Wood naturally expands and contracts based its moisture content and will be affected by moisture from its surrounding environment. In other words, wood is hydroscopic. The moisture content of wood varies and it is best to choose the type of wooden floor that is best suited for the environment of your project. For example, natural solid timber floors can’t be used for basements as they are more susceptible to moisture related warping. A key consideration is width of board because wider boards will show more movement caused by expansion and contraction more than narrow boards.

It is important to remember that if the floor is installed incorrectly, it can significantly reduce the responsiveness of the underfloor heating system.

Conducting heat

It is generally recommended that a maximum restriction on floor surface temperature of 27°C should not be exceeded. This ‘ideal temperature’ is based on historic research exploring growth and shrinkage rates of timber floors and it was at 27°C that the expansion of timber tested was deemed ‘invisible’ to the eye. Even though this temperature is an industry-wide recommendation, we recommend that you contact the flooring manufacturers because there will be instances where the maximum temperature will vary.

What’s the ideal thickness of timber boards to use with underfloor heating?

The performance of underfloor heating can be impacted by the thickness and density of the timber floor.

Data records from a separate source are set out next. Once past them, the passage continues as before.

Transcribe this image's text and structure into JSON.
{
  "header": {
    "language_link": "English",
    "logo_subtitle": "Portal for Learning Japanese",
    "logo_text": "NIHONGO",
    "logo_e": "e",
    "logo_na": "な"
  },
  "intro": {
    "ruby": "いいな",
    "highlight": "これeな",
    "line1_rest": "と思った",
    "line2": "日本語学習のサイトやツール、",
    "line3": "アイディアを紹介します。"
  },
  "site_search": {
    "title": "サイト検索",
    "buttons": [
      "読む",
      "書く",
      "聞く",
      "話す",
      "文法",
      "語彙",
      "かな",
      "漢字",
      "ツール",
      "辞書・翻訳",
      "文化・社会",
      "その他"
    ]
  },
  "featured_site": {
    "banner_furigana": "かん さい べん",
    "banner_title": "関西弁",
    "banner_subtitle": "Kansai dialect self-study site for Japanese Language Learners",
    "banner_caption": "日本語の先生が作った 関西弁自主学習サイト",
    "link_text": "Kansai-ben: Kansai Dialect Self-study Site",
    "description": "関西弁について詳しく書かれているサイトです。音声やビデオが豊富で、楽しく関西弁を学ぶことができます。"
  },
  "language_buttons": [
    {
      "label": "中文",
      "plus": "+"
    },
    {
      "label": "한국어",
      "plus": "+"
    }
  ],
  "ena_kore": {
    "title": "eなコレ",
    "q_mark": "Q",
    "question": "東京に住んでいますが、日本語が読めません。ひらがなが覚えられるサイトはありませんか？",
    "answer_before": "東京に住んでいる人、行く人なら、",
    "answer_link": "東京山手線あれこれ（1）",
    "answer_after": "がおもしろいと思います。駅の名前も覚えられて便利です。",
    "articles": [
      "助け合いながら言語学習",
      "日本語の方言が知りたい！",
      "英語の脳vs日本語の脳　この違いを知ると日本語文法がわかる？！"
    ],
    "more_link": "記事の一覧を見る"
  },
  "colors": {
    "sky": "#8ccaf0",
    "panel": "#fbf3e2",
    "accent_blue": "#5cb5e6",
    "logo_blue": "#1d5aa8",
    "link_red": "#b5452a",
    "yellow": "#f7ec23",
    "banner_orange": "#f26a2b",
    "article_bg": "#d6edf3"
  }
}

Wider timber boards will often show more movement than more narrow boards, it is recommended that the ratio of thickness to width should be in the range of 7 to 11. For example, a board with a thickness of 16mm and width of 160mm would give a ratio of 10, so that’s ideal!

This is good! What underfloor heating system do I use for wooden floors?

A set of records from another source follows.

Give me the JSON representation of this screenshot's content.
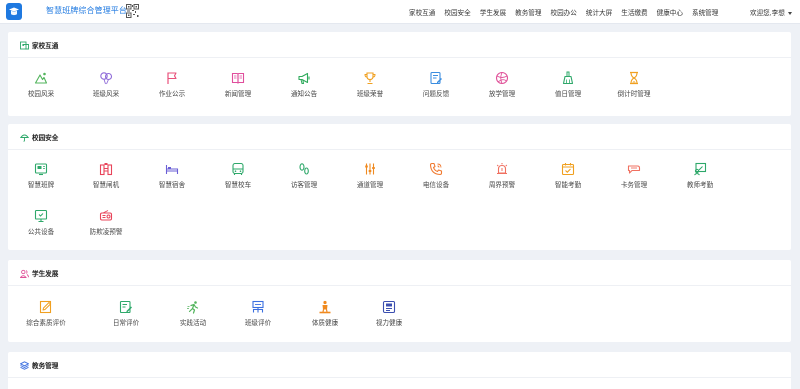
{
  "header": {
    "app_title": "智慧班牌综合管理平台",
    "nav": [
      {
        "label": "家校互通"
      },
      {
        "label": "校园安全"
      },
      {
        "label": "学生发展"
      },
      {
        "label": "教务管理"
      },
      {
        "label": "校园办公"
      },
      {
        "label": "统计大屏"
      },
      {
        "label": "生活缴费"
      },
      {
        "label": "健康中心"
      },
      {
        "label": "系统管理"
      }
    ],
    "user_greeting": "欢迎您,李想"
  },
  "sections": [
    {
      "title": "家校互通",
      "icon": "home-school-icon",
      "items": [
        {
          "label": "校园风采",
          "icon": "campus-style-icon",
          "color": "#52b45c"
        },
        {
          "label": "班级风采",
          "icon": "balloons-icon",
          "color": "#8f6bd8"
        },
        {
          "label": "作业公示",
          "icon": "flag-icon",
          "color": "#e8507a"
        },
        {
          "label": "新闻管理",
          "icon": "book-icon",
          "color": "#e04e9c"
        },
        {
          "label": "通知公告",
          "icon": "megaphone-icon",
          "color": "#2eaa5b"
        },
        {
          "label": "班级荣誉",
          "icon": "trophy-icon",
          "color": "#f0a020"
        },
        {
          "label": "问题反馈",
          "icon": "feedback-icon",
          "color": "#3b8de0"
        },
        {
          "label": "放学管理",
          "icon": "ball-icon",
          "color": "#e0539a"
        },
        {
          "label": "值日管理",
          "icon": "broom-icon",
          "color": "#2ea86a"
        },
        {
          "label": "倒计时管理",
          "icon": "hourglass-icon",
          "color": "#f0a020"
        }
      ]
    },
    {
      "title": "校园安全",
      "icon": "umbrella-icon",
      "items": [
        {
          "label": "智慧班牌",
          "icon": "class-board-icon",
          "color": "#2ea86a"
        },
        {
          "label": "智慧闸机",
          "icon": "gate-icon",
          "color": "#e8445a"
        },
        {
          "label": "智慧宿舍",
          "icon": "bed-icon",
          "color": "#6a5fd6"
        },
        {
          "label": "智慧校车",
          "icon": "bus-icon",
          "color": "#2ea86a"
        },
        {
          "label": "访客管理",
          "icon": "footprint-icon",
          "color": "#2ea86a"
        },
        {
          "label": "通道管理",
          "icon": "channel-icon",
          "color": "#f08a20"
        },
        {
          "label": "电信设备",
          "icon": "phone-icon",
          "color": "#f07a30"
        },
        {
          "label": "周界预警",
          "icon": "alarm-icon",
          "color": "#f07060"
        },
        {
          "label": "智能考勤",
          "icon": "calendar-check-icon",
          "color": "#f0a020"
        },
        {
          "label": "卡务管理",
          "icon": "card-icon",
          "color": "#f07060"
        },
        {
          "label": "教师考勤",
          "icon": "teacher-icon",
          "color": "#2ea86a"
        },
        {
          "label": "公共设备",
          "icon": "monitor-icon",
          "color": "#2ea86a"
        },
        {
          "label": "防欺凌预警",
          "icon": "radio-icon",
          "color": "#e8445a"
        }
      ]
    },
    {
      "title": "学生发展",
      "icon": "people-icon",
      "items": [
        {
          "label": "综合素质评价",
          "icon": "edit-paper-icon",
          "color": "#f0a020"
        },
        {
          "label": "日常评价",
          "icon": "edit-note-icon",
          "color": "#2ea86a"
        },
        {
          "label": "实践活动",
          "icon": "running-icon",
          "color": "#52b45c"
        },
        {
          "label": "班级评价",
          "icon": "class-eval-icon",
          "color": "#3b6fe0"
        },
        {
          "label": "体质健康",
          "icon": "fitness-icon",
          "color": "#f08a20"
        },
        {
          "label": "视力健康",
          "icon": "vision-icon",
          "color": "#3b4fb0"
        }
      ]
    },
    {
      "title": "教务管理",
      "icon": "layers-icon",
      "items": []
    }
  ]
}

foil-timberGreat question! Both wet and electric underfloor heating systems will do a top job. However, when it comes to electric underfloor heating, there are particular systems that are more suited for heating wooden floors than others.

Foil systems are ideal for floating floor finishes such as wood. The heating cable is wrapped by two layers of foil which provides great thermal conductivity and fast heat up times. There are a variety of systems you can choose from Warm Up’s Foil Heater system to our very own ThermoSphere Foil. Even though many systems look very similar, there are subtle differences which make the efficiency and practicality of different systems better than others. This could include exposed cable loops for faster installation and if the heating mat is fully earthed.

So, when it comes to the best or most practical underfloor heating system to wet underfloor heating systems can do the job and do it well. But, if electric is more your thing, then we would recommend a Foil system which has specifically been designed for use with wooden floors.